Madigan was a little up in the air this year because they're a joint program with the University of Washington. Because of that, up until this incoming year, they would take 8 military and 4 civilian residents from UW. The past 3 or 4 years, though, they've been having some issues with UW, which had gone unresolved and had actually threatened the program's accreditation. So this year, they started breaking ties with UW, and did not accept any civilians, instead turning the additional spots over to military applicants. But they only took 3 additional military, not 4.

Anyway, for these 27-28 spots, I'm told that this year there were about 45 applicants.

Hope that helps, from someone who just went through it. Feel free to ask more questions.
 
ironman05 said:
Thanks a lot for the response. I am not dead-set on any specialty at this point - as I realize that I will likely change my mind, and I am open to anything. Are there are lot of ARMY GMO Slots? I'd be OK doing a GMO if I had to; while not sounding glamorous, it could be personally rewarding working closely with a particular unit. I heard that the ARMY has fewer GMO's than the other 2 services, is that true?

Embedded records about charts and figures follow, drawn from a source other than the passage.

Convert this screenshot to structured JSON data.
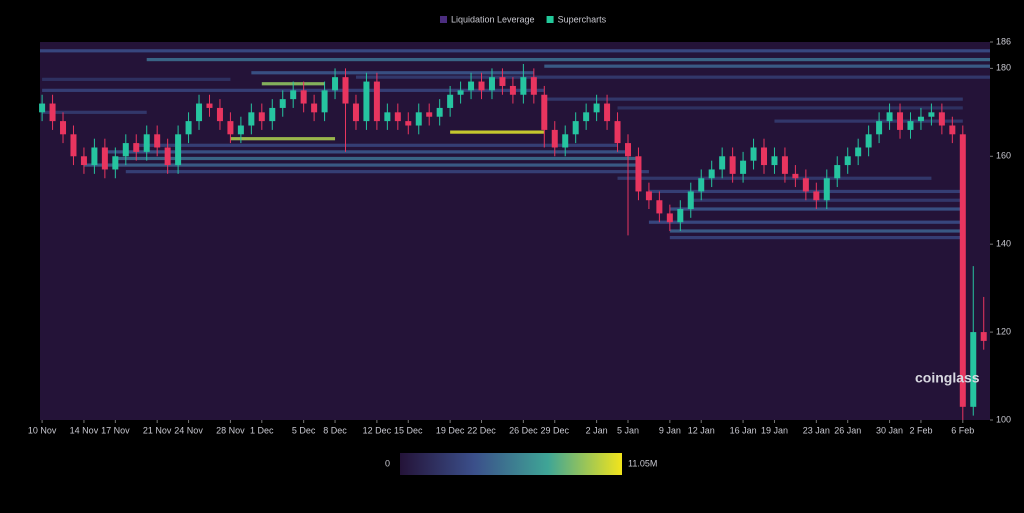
{
  "chart_data": {
    "type": "liquidation-heatmap",
    "legend": [
      {
        "name": "Liquidation Leverage",
        "color": "#4b2d7f"
      },
      {
        "name": "Supercharts",
        "color": "#22c99a"
      }
    ],
    "watermark": "coinglass",
    "xlim": [
      -0.2,
      90.6
    ],
    "xticks": [
      {
        "value": 0,
        "label": "10 Nov"
      },
      {
        "value": 4,
        "label": "14 Nov"
      },
      {
        "value": 7,
        "label": "17 Nov"
      },
      {
        "value": 11,
        "label": "21 Nov"
      },
      {
        "value": 14,
        "label": "24 Nov"
      },
      {
        "value": 18,
        "label": "28 Nov"
      },
      {
        "value": 21,
        "label": "1 Dec"
      },
      {
        "value": 25,
        "label": "5 Dec"
      },
      {
        "value": 28,
        "label": "8 Dec"
      },
      {
        "value": 32,
        "label": "12 Dec"
      },
      {
        "value": 35,
        "label": "15 Dec"
      },
      {
        "value": 39,
        "label": "19 Dec"
      },
      {
        "value": 42,
        "label": "22 Dec"
      },
      {
        "value": 46,
        "label": "26 Dec"
      },
      {
        "value": 49,
        "label": "29 Dec"
      },
      {
        "value": 53,
        "label": "2 Jan"
      },
      {
        "value": 56,
        "label": "5 Jan"
      },
      {
        "value": 60,
        "label": "9 Jan"
      },
      {
        "value": 63,
        "label": "12 Jan"
      },
      {
        "value": 67,
        "label": "16 Jan"
      },
      {
        "value": 70,
        "label": "19 Jan"
      },
      {
        "value": 74,
        "label": "23 Jan"
      },
      {
        "value": 77,
        "label": "26 Jan"
      },
      {
        "value": 81,
        "label": "30 Jan"
      },
      {
        "value": 84,
        "label": "2 Feb"
      },
      {
        "value": 88,
        "label": "6 Feb"
      }
    ],
    "ylim": [
      100,
      186
    ],
    "yticks": [
      100,
      120,
      140,
      160,
      180,
      186
    ],
    "colormap": [
      "#241338",
      "#3b4f8a",
      "#3fa596",
      "#f2e41c"
    ],
    "colorbar_ticks": [
      0,
      {
        "value": 11050000,
        "label": "11.05M"
      }
    ],
    "up_color": "#26c4a0",
    "down_color": "#e8355f",
    "levels": [
      {
        "y": 184,
        "x0": -0.2,
        "x1": 90.6,
        "value": 3500000
      },
      {
        "y": 182,
        "x0": 10,
        "x1": 90.6,
        "value": 5000000
      },
      {
        "y": 180.5,
        "x0": 48,
        "x1": 90.6,
        "value": 4500000
      },
      {
        "y": 179,
        "x0": 20,
        "x1": 47,
        "value": 4000000
      },
      {
        "y": 178,
        "x0": 30,
        "x1": 90.6,
        "value": 2500000
      },
      {
        "y": 176.5,
        "x0": 21,
        "x1": 27,
        "value": 9000000
      },
      {
        "y": 175,
        "x0": 0,
        "x1": 48,
        "value": 3000000
      },
      {
        "y": 173,
        "x0": 48,
        "x1": 88,
        "value": 2500000
      },
      {
        "y": 171,
        "x0": 55,
        "x1": 88,
        "value": 2000000
      },
      {
        "y": 168,
        "x0": 70,
        "x1": 88,
        "value": 2500000
      },
      {
        "y": 165.5,
        "x0": 39,
        "x1": 48,
        "value": 10500000
      },
      {
        "y": 164,
        "x0": 18,
        "x1": 28,
        "value": 9500000
      },
      {
        "y": 162.5,
        "x0": 9,
        "x1": 55,
        "value": 3000000
      },
      {
        "y": 161,
        "x0": 6,
        "x1": 56,
        "value": 4000000
      },
      {
        "y": 159.5,
        "x0": 7,
        "x1": 57,
        "value": 5000000
      },
      {
        "y": 158,
        "x0": 4,
        "x1": 57,
        "value": 4500000
      },
      {
        "y": 156.5,
        "x0": 8,
        "x1": 58,
        "value": 3000000
      },
      {
        "y": 155,
        "x0": 55,
        "x1": 85,
        "value": 2500000
      },
      {
        "y": 152,
        "x0": 58,
        "x1": 88,
        "value": 3000000
      },
      {
        "y": 150,
        "x0": 62,
        "x1": 88,
        "value": 2500000
      },
      {
        "y": 148,
        "x0": 60,
        "x1": 88,
        "value": 4000000
      },
      {
        "y": 145,
        "x0": 58,
        "x1": 88,
        "value": 3500000
      },
      {
        "y": 143,
        "x0": 60,
        "x1": 88,
        "value": 4500000
      },
      {
        "y": 141.5,
        "x0": 60,
        "x1": 88,
        "value": 3000000
      },
      {
        "y": 177.5,
        "x0": 0,
        "x1": 18,
        "value": 2000000
      },
      {
        "y": 170,
        "x0": 0,
        "x1": 10,
        "value": 2500000
      }
    ],
    "candles": {
      "x": [
        0,
        1,
        2,
        3,
        4,
        5,
        6,
        7,
        8,
        9,
        10,
        11,
        12,
        13,
        14,
        15,
        16,
        17,
        18,
        19,
        20,
        21,
        22,
        23,
        24,
        25,
        26,
        27,
        28,
        29,
        30,
        31,
        32,
        33,
        34,
        35,
        36,
        37,
        38,
        39,
        40,
        41,
        42,
        43,
        44,
        45,
        46,
        47,
        48,
        49,
        50,
        51,
        52,
        53,
        54,
        55,
        56,
        57,
        58,
        59,
        60,
        61,
        62,
        63,
        64,
        65,
        66,
        67,
        68,
        69,
        70,
        71,
        72,
        73,
        74,
        75,
        76,
        77,
        78,
        79,
        80,
        81,
        82,
        83,
        84,
        85,
        86,
        87,
        88,
        89,
        90
      ],
      "open": [
        170,
        172,
        168,
        165,
        160,
        158,
        162,
        157,
        160,
        163,
        161,
        165,
        162,
        158,
        165,
        168,
        172,
        171,
        168,
        165,
        167,
        170,
        168,
        171,
        173,
        175,
        172,
        170,
        175,
        178,
        172,
        168,
        177,
        168,
        170,
        168,
        167,
        170,
        169,
        171,
        174,
        175,
        177,
        175,
        178,
        176,
        174,
        178,
        174,
        166,
        162,
        165,
        168,
        170,
        172,
        168,
        163,
        160,
        152,
        150,
        147,
        145,
        148,
        152,
        155,
        157,
        160,
        156,
        159,
        162,
        158,
        160,
        156,
        155,
        152,
        150,
        155,
        158,
        160,
        162,
        165,
        168,
        170,
        166,
        168,
        169,
        170,
        167,
        165,
        103,
        120
      ],
      "high": [
        174,
        174,
        170,
        167,
        162,
        164,
        164,
        162,
        165,
        165,
        167,
        167,
        164,
        167,
        170,
        174,
        174,
        173,
        170,
        169,
        172,
        172,
        173,
        175,
        177,
        177,
        174,
        177,
        180,
        180,
        174,
        179,
        179,
        172,
        172,
        170,
        172,
        172,
        173,
        176,
        177,
        179,
        179,
        180,
        180,
        178,
        181,
        180,
        176,
        168,
        167,
        170,
        172,
        174,
        174,
        170,
        165,
        162,
        154,
        152,
        149,
        150,
        154,
        157,
        159,
        162,
        162,
        161,
        164,
        164,
        162,
        162,
        158,
        157,
        154,
        157,
        160,
        162,
        164,
        167,
        170,
        172,
        172,
        170,
        171,
        172,
        172,
        169,
        167,
        135,
        128
      ],
      "low": [
        168,
        166,
        163,
        158,
        156,
        156,
        155,
        155,
        158,
        159,
        159,
        160,
        156,
        156,
        163,
        166,
        169,
        166,
        163,
        163,
        165,
        166,
        166,
        169,
        171,
        170,
        168,
        168,
        173,
        161,
        166,
        166,
        166,
        166,
        166,
        165,
        165,
        167,
        167,
        169,
        172,
        173,
        173,
        173,
        174,
        172,
        172,
        172,
        162,
        160,
        160,
        163,
        166,
        168,
        166,
        161,
        142,
        150,
        148,
        145,
        143,
        143,
        146,
        150,
        153,
        155,
        154,
        154,
        157,
        156,
        156,
        154,
        153,
        150,
        148,
        148,
        153,
        156,
        158,
        160,
        163,
        166,
        164,
        164,
        166,
        167,
        165,
        163,
        100,
        101,
        116
      ],
      "close": [
        172,
        168,
        165,
        160,
        158,
        162,
        157,
        160,
        163,
        161,
        165,
        162,
        158,
        165,
        168,
        172,
        171,
        168,
        165,
        167,
        170,
        168,
        171,
        173,
        175,
        172,
        170,
        175,
        178,
        172,
        168,
        177,
        168,
        170,
        168,
        167,
        170,
        169,
        171,
        174,
        175,
        177,
        175,
        178,
        176,
        174,
        178,
        174,
        166,
        162,
        165,
        168,
        170,
        172,
        168,
        163,
        160,
        152,
        150,
        147,
        145,
        148,
        152,
        155,
        157,
        160,
        156,
        159,
        162,
        158,
        160,
        156,
        155,
        152,
        150,
        155,
        158,
        160,
        162,
        165,
        168,
        170,
        166,
        168,
        169,
        170,
        167,
        165,
        103,
        120,
        118
      ]
    }
  }
}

Your explanation was clear, well written, easily understandable and makes a lot more sense than anything a recruiter or other students described. Thanks.

To clarify, in theory the Army isn't making any new GMOs. Either you match into an Army residency or you get deferred to the civilian match. If you really wanted to do a GMO, then I suppose you could just decline your contract for an Army residency. They'd make you do an internship, then you've got your GMO tour.

Call me a pessimist, but I'd be very surprised if the Army ever completely gets rid of them. Specialty bonus pay for Army physicians hasn't increased in awhile; that, along with being deployed, means that board-certified docs are getting out at a higher rate. I would imagine that the Army will eventually start making folks become GMOs again the year they have 30 applicants for 1 neurosurgery slot. I don't seem them deferring 29 people into civilian neurosurgery, bam - you've got your GMOs. That's purely conjecture, though.

Funneling people into GMOs gives the Army a chance to get you going and coming by making you pay off part of your obligation as a GMO before "re-incurring" more obligation through an Army residency. Of course, you could just leave the Army after serving your time as a GMO, but some civilian programs (I'm thinking in particular of some at my own hospital) don't like to accept applicants who are "coming back" to residency.

Plus, nowadays, with not just military medicine, but our military as a whole, and especially the Army, being stretched so thin, I wouldn't underestimate the Army's need for warm bodies to more immediately start practicing medicine.

I'm not so sure the Army has fewer GMOs in absolute terms, but I do believe that a higher percentage of Navy and Air Force applicants end up doing a GMO tour. That, I believe, has more to do with the nearly 1:1 ratio between Army applicants and residency slots than it does with any overriding Army philosophy regarding the role of GMOs in the delivery of healthcare.

Some folks really enjoy their GMO years, but for my money, 9 years (4 school, 5 residency) is enough time to spend on the way to becoming board-certified. It is absolutely true that you're a lot less likely to do a GMO than you would have been a decade ago; just realize that it's still a possibility.
 
colbgw02 said:
To clarify, in theory the Army isn't making any new GMOs. Either you match into an Army residency or you get deferred to the civilian match.

This is not true at all!!!!! Not in theory, and especially not in reality. If you don't match into an Army residency, your chances of getting a civilian deferrment are low (this is different in navy and air force). Most likely you're only option will be a gmo tour.
 
Sledge2005 said:
This is not true at all!!!!! Not in theory, and especially not in reality. If you don't match into an Army residency, your chances of getting a civilian deferrment are low (this is different in navy and air force). Most likely you're only option will be a gmo tour.

My apologies; my information came from a recently retired program director from Brooke. Apparently, being retired has left him out of the loop a little, but I suppose that's the way it's supposed to be.